In January 2026, industrial production fell by 0.5% compared with December and by 1.2% year-on-year. The largest declines were recorded in energy-intensive sectors: production of metal goods, pharmaceuticals, computers and optics fell by 7–12%.

Germany’s leading economic institutes (DIW Berlin, Ifo, Kiel Institute, IWH, RWI) in their joint spring 2026 forecast more than halved their GDP growth estimate – from September’s 1.3–1.4% to 0.6% in 2026. The forecast for 2027 was also lowered from 1.4% to 0.9%.

The German government, for its part, expects growth of just 0.5% in 2026 (down from 1% previously). According to the Bundesbank’s estimate, real GDP likely stagnated in the first quarter of 2026 on a seasonally adjusted basis.

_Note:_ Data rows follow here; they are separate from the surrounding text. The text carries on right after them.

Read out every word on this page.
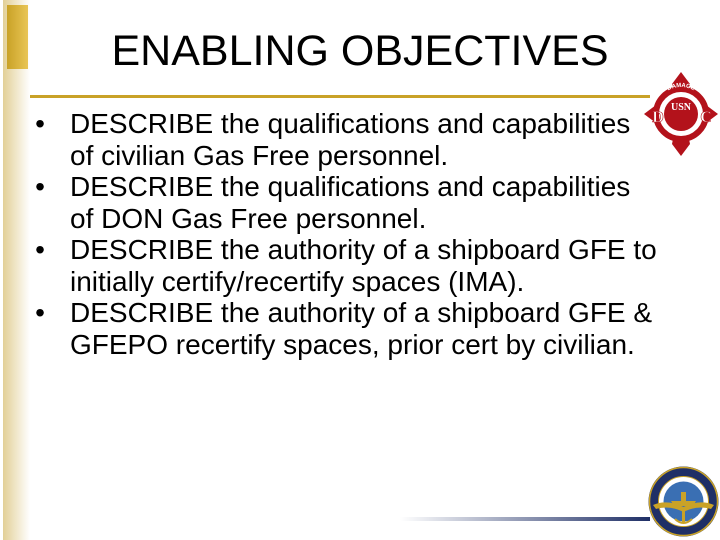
ENABLING OBJECTIVES
• DESCRIBE the qualifications and capabilities of civilian Gas Free personnel.
• DESCRIBE the qualifications and capabilities of DON Gas Free personnel.
• DESCRIBE the authority of a shipboard GFE to initially certify/recertify spaces (IMA).
• DESCRIBE the authority of a shipboard GFE & GFEPO recertify spaces, prior cert by civilian.
DAMAGE
CONTROL
USN
D C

The German Chamber of Commerce and Industry (DIHK) had earlier expected GDP to fall by 0.3% in 2026, indicating no signs of recovery. Commerzbank estimates growth adjusted for working days at just 0.3% – a “black zero,” in the words of chief economist Jörg Krämer.

The key driver of inflation is energy: energy prices rose by 7.2% year-on-year – the first increase since December 2023. According to Eurostat, energy prices in the eurozone as a whole rose by 4.9% after falling by 3.1% the previous month. Brent crude has exceeded $112 per barrel, while gas prices in the EU have almost doubled since the start of the conflict.